Summend betritt Korey den Bademeister Bereich des stillgelegten Hallenbads und läuft den langen, tristen, kargen Korridor aus Beton entlang. Zwar schmerzt ihr Brustkorb, durch den Aufprall vor drei Tagen, doch sie ist wieder so fit, dass sie Lawrence bei den finalen Arbeiten helfen kann. Voller Elan öffnet sie die angrenzende Tür zum Umkleide Bereich der ehemaligen Angestellten, in dem sie am heutigem Abend die Spiele des neuen Testobjekts beobachten werden. Die Monitore sind schon bereitgestellt, aber nicht an die Kameras angeschlossen. Natürlich...

Sie seufzt... War klar...

Ohne zu zögern klettert sie unter den Tisch, verbindet die Kabel miteinander. Nach einer Weile kommt sie wieder unter den Tischen hervor, startet die Bildschirme.

"Nicht verzagen, Korey fragen.", murmelt sie zufrieden.

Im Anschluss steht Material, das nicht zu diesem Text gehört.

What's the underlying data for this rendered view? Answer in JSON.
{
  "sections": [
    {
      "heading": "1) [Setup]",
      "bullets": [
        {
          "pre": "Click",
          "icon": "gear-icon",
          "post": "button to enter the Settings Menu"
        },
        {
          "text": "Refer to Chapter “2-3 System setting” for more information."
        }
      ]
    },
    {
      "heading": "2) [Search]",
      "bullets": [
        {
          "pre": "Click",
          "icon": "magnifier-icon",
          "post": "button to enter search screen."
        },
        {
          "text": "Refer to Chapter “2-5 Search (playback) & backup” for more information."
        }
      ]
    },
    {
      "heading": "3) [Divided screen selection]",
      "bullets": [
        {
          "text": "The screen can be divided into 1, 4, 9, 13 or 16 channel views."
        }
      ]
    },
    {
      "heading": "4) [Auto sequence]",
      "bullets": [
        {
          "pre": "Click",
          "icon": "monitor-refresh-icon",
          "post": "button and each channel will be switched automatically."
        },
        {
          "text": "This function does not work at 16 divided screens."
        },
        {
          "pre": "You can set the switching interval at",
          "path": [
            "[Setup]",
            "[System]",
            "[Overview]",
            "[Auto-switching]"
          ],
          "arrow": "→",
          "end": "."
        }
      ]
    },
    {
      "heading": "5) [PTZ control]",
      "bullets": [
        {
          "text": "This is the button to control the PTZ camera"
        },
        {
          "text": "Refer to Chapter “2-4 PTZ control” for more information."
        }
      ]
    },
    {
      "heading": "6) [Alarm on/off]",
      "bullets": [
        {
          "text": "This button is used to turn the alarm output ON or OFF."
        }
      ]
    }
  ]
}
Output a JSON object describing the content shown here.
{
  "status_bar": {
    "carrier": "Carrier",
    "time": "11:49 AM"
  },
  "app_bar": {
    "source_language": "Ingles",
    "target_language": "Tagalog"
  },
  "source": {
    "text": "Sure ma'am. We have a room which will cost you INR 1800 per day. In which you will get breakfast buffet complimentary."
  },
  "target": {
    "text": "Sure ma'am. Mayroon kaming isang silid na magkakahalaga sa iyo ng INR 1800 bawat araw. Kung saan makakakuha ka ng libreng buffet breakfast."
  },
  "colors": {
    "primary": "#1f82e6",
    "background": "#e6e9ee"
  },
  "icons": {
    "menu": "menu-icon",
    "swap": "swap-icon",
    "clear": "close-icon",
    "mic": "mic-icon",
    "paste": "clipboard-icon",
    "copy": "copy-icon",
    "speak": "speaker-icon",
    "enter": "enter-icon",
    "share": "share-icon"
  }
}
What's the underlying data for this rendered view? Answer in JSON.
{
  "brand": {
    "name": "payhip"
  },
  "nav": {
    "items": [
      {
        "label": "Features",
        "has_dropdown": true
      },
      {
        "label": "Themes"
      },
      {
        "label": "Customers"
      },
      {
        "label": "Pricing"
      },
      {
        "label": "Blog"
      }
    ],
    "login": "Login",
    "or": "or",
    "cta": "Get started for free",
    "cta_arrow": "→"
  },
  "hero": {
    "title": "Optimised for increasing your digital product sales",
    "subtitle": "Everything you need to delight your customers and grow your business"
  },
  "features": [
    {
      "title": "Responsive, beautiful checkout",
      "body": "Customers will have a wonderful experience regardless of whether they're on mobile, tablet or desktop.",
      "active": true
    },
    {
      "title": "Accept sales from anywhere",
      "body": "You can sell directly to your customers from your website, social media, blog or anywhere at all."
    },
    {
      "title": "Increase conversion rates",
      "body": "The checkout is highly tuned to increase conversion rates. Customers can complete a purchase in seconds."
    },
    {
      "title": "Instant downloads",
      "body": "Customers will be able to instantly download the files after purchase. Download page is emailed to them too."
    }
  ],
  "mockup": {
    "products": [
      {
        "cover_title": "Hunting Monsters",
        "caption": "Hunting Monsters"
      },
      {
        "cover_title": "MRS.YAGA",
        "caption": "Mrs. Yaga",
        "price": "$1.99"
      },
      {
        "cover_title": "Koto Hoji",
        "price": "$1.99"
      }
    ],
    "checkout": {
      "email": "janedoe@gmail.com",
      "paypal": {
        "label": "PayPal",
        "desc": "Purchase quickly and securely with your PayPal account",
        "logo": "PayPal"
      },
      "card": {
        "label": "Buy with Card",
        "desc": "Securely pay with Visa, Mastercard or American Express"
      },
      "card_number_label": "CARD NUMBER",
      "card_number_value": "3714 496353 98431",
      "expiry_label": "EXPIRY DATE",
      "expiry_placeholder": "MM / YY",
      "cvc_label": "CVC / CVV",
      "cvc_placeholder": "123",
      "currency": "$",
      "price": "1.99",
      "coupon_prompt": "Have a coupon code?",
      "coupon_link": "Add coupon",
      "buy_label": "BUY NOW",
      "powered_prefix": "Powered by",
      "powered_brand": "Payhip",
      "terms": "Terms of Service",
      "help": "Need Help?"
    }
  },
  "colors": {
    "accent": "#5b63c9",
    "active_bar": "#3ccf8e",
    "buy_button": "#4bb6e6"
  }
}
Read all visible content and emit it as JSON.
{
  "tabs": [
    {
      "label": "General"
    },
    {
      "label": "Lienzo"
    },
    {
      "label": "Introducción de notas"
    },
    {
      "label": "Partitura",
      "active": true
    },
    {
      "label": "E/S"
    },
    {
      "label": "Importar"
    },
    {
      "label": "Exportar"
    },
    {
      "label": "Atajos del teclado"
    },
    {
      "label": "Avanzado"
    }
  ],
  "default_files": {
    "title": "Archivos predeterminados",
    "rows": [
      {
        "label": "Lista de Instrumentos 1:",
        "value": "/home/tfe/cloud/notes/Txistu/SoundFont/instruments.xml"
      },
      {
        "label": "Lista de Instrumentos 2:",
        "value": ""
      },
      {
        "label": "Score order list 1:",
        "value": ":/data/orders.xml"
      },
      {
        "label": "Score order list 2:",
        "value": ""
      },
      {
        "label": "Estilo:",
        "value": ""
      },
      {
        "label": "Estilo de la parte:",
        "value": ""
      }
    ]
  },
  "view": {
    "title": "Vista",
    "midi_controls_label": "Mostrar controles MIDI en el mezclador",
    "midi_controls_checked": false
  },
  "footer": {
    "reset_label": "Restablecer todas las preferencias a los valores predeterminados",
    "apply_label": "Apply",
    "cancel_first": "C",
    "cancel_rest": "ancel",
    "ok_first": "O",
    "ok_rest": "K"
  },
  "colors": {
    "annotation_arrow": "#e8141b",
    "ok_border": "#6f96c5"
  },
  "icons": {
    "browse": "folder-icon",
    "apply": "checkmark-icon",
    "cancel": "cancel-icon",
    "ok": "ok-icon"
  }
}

Auf den sieben PC Monitoren erscheinen die gewünschten Aufzeichnungen der angeschlossenen Videokameras.

Mit den Armen auf die graue Arbeitsfläche gestützt beobachtet sie, wie ihre 'Mitschüler' die letzten Tests der verschiedenen Fallen, mit Dummies, durchführen. So gerne würde sie weiter an der 'Diving Board Trap' arbeiten, obwohl sie eigentlich fertig ist, aber Lawrence hat ihr verboten sich weiterhin in 'solche Gefahr' zu begeben... ihrer Anfälle wegen.

Ein wenig neidisch beobachtet, wie Daniel mit jemandem -er befindet sich außerhalb des Bides- eine Chemikalie ausprobiert. Nachdem sich die Gummipuppe innerhalb von ein paar Sekunden aufgelöst hat, lachen sie und geben sich eine high five.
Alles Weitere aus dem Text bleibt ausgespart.